Os dois exemplos ilustram bem quem é o titular da Secretaria de Geologia, Mineração e Transformação Mineral (SGM), órgão do Ministério das Minas e Energia (MME). De um lado, o idealismo herdado do pai e do avô, “exemplos para me envolver nas lutas pela construção de uma sociedade melhor para todos”. De outro, a militância em movimentos sociais e partidários que, mesmo na condição de docente, jamais abandonou. Formado geólogo em 1972 pela UFRJ, com especialização em Ciência Política e Política Brasileira pela UFMG (1986), em Economia Mineral pelo Ibram (1988) e em Saúde do Trabalhador e Ecologia Humana pela Fiocruz (1997), Scliar também é doutor em Geociências pela Unicamp (2000). Foi geólogo da Docegeo (CVRD) e possui três títulos sobre mineração publicados, outro em vias de o ser e um quinto, em fase de pesquisa.
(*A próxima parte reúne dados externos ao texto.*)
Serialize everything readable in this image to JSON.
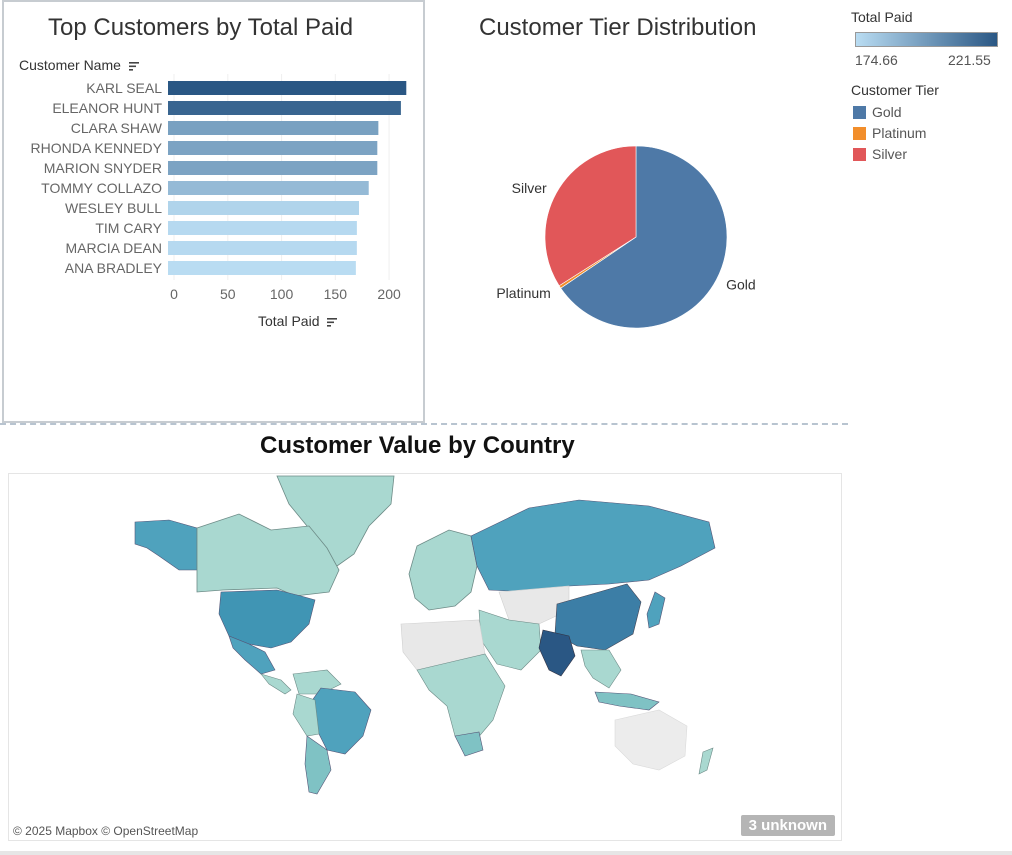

Até em função de sua trajetória acadêmica, Scliar assume posições que, no consenso geral (e muitas vezes leigo) já foram e recorrentemente voltam a ser objeto de polêmica. Casos da supressão do uso do amianto e da autorização do exercício da atividade minerária para empresas estrangeiras em regiões de fronteira. Para Scliar, o Brasil possui hoje uma das mais avançadas políticas de saúde, ambiental e de trabalho para o uso controlado de amianto e as pressões para banir seu emprego não refletiriam senão uma “disputa comercial”. Já o projeto de lei em curso para permitir que também mineradoras internacionais possam operar nas áreas de fronteira é, na sua definição, “uma proposta que objetiva incentivar a presença de atividades econômicas legais nas fronteiras que, muitas vezes, se tornam terra de ninguém”.

Outro conceito que o secretário aborda, nesta entrevista exclusiva à revista In The Mine, é o de sustentabilidade da mineração que, afirma, deve incluir os impactos positivos e negativos, não somente ambientais, mas econômicos e sociais, causados numa determinada comunidade, região ou mesmo no País. Scliar fala ainda do garimpo de Serra Pelada e do esforço para a regularizar os títulos minerários na região, que credita “à vontade de corrigir erros históricos que envolveram dezenas de milhares de garimpeiros”. Por fim, atende ao pedido da reportagem para, neste início de segunda gestão, enviar um recado à mineração brasileira. A mensagem soa mais como um convite. Ou como uma convocação: “Comunique-se, interaja, participe”. “A pedra mais preciosa do mundo é aquela  de que mais gostamos, porque é muito especial para nós ou porque nos  foi dada por alguém  muito especial”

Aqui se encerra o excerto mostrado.